Synaptic vesicle (SV) cycle is the fundamental and tightly regulated process that allows neuron communication in the brain. SV cycling takes place at both inhibitory and excitatory synapses, but little is known on the differences in SV trafficking mechanisms between them, although GABAergic and glutamatergic synapses differ both morphologically and functionally.

We here describe the role of Synapsins (Syns), a family of SV-associated phosphoproteins, in the regulation of SV pools at excitatory and inhibitory synapses and describe the impact on synaptic function of a Syn1 nonsense mutation (SynID555) described in a human family segregating epilepsy and autism.
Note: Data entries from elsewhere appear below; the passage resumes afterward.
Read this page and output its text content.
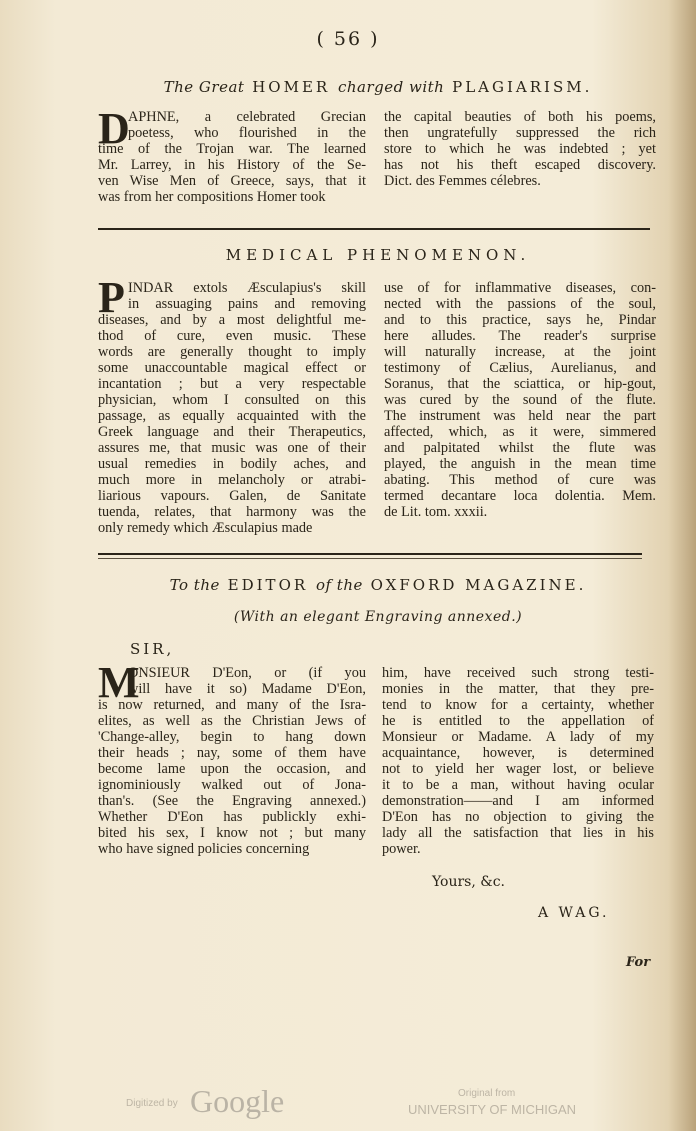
( 56 )
The Great HOMER charged with PLAGIARISM.
D
APHNE, a celebrated Grecian
poetess, who flourished in the
time of the Trojan war. The learned
Mr. Larrey, in his History of the Se-
ven Wise Men of Greece, says, that it
was from her compositions Homer took
the capital beauties of both his poems,
then ungratefully suppressed the rich
store to which he was indebted ; yet
has not his theft escaped discovery.
Dict. des Femmes célebres.
MEDICAL PHENOMENON.
P INDAR extols Æsculapius's skill
in assuaging pains and removing
diseases, and by a most delightful me-
thod of cure, even music. These
words are generally thought to imply
some unaccountable magical effect or
incantation ; but a very respectable
physician, whom I consulted on this
passage, as equally acquainted with the
Greek language and their Therapeutics,
assures me, that music was one of their
usual remedies in bodily aches, and
much more in melancholy or atrabi-
liarious vapours. Galen, de Sanitate
tuenda, relates, that harmony was the
only remedy which Æsculapius made
use of for inflammative diseases, con-
nected with the passions of the soul,
and to this practice, says he, Pindar
here alludes. The reader's surprise
will naturally increase, at the joint
testimony of Cælius, Aurelianus, and
Soranus, that the sciattica, or hip-gout,
was cured by the sound of the flute.
The instrument was held near the part
affected, which, as it were, simmered
and palpitated whilst the flute was
played, the anguish in the mean time
abating. This method of cure was
termed decantare loca dolentia. Mem.
de Lit. tom. xxxii.
To the EDITOR of the OXFORD MAGAZINE.
(With an elegant Engraving annexed.)
SIR,
M
ONSIEUR D'Eon, or (if you
will have it so) Madame D'Eon,
is now returned, and many of the Isra-
elites, as well as the Christian Jews of
'Change-alley, begin to hang down
their heads ; nay, some of them have
become lame upon the occasion, and
ignominiously walked out of Jona-
than's. (See the Engraving annexed.)
Whether D'Eon has publickly exhi-
bited his sex, I know not ; but many
who have signed policies concerning
him, have received such strong testi-
monies in the matter, that they pre-
tend to know for a certainty, whether
he is entitled to the appellation of
Monsieur or Madame. A lady of my
acquaintance, however, is determined
not to yield her wager lost, or believe
it to be a man, without having ocular
demonstration——and I am informed
D'Eon has no objection to giving the
lady all the satisfaction that lies in his
power.
Yours, &c.
A WAG.
For
Digitized by Google	Original from
UNIVERSITY OF MICHIGAN
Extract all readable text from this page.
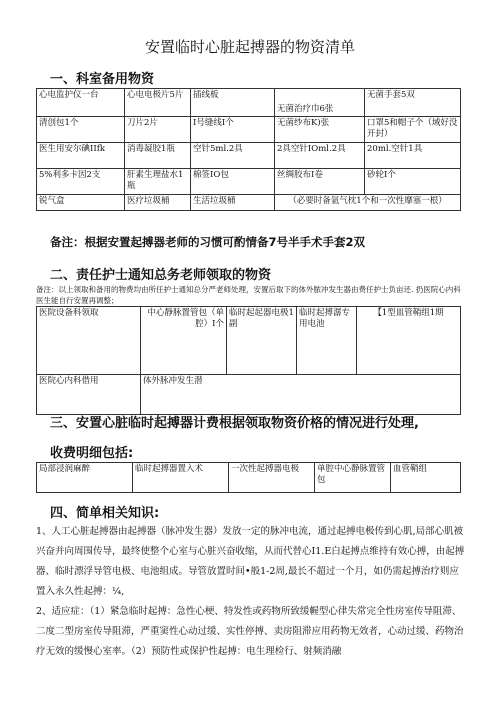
安置临时心脏起搏器的物资清单
一、科室备用物资
心电监护仪一台	心电电极片5片	插线板	无菌治疗巾6张	无菌手套5双
清创包1个	刀片2片	I号缝线I个	无菌纱布K)张	口罩5和帽子个（域好没开封）
医生用安尔碘IIfk	消毒凝胶1瓶	空针5ml.2具	2具空针IOml.2具	20ml.空针1具
5%利多卡因2支	肝素生理盐水1瓶	棉签IO包	丝绸胶布I卷	砂轮I个
锐气盒	医疗垃圾桶	生活垃圾桶	（必要时备氩气枕1个和一次性靡塞一根）	
备注：根据安置起搏器老师的习惯可酌情备7号半手术手套2双
二、责任护士通知总务老师领取的物资
备注：以上领取和备用的物费均由所任护士通知总分严老师处理，安置后取下的体外脓冲发生器由费任护士负亩还. 扔医院心内科医生能自行安置再调整；
医院设备科领取	中心静脉置管包（单腔）I个	临时起起器电极1副	临时起搏潺专用电池	【1型皿管鞘组1期
医院心内科借用	体外脉冲发生潜			
三、安置心脏临时起搏器计费根据领取物资价格的情况进行处理,
收费明细包括:
局部浸润麻醉	临时起搏器置入术	一次性起搏器电极	单腔中心静脉置管包	血管鞘组
四、简单相关知识:

1、人工心脏起搏器由起搏器（脉冲发生器）发放一定的脉冲电流，通过起搏电极传到心肌,局部心肌被兴奋并向周围传导，最终使整个心室与心脏兴奋收缩，从而代替心I1.E白起搏点维持有效心搏，由起搏器、临时漂浮导管电极、电池组成。导管放置时间•般1-2周,最长不超过一个月，如仍需起搏治疗则应置入永久性起搏：¼,

2、适应症：（1）紧急临时起搏：急性心梗、特发性或药物所致缓幄型心律失常完全性房室传导阻滞、二度二型房室传导阻滞，严重窦性心动过缓、实性停搏、卖房阻滞应用药物无效者，心动过缓、药物治疗无效的缓慢心室率。（2）预防性或保护性起搏：电生理检行、射频消融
We performed morphometric analysis, live imaging experiments and patch-clamp recordings from SynI knockout neurons expressing either WT-SynI or SynID555. Our results revealed a central role of Syns in the regulation of SV pool dynamics at both inhibitory and excitatory synapses, and distinct defects of the mutation in the two synaptic subtypes. Reserve pool of SV and synchronous release were impaired at GABAergic synapses, whereas release probability, paired-pulse facilitation and post-tetanic potentiation were affected at glutamatergic synapses. The resulting excitation/inhibition imbalance led to network hyperexcitability, as assessed by multielectrode array recordings, which is likely to trigger epileptogenesis in patients carrying the mutation.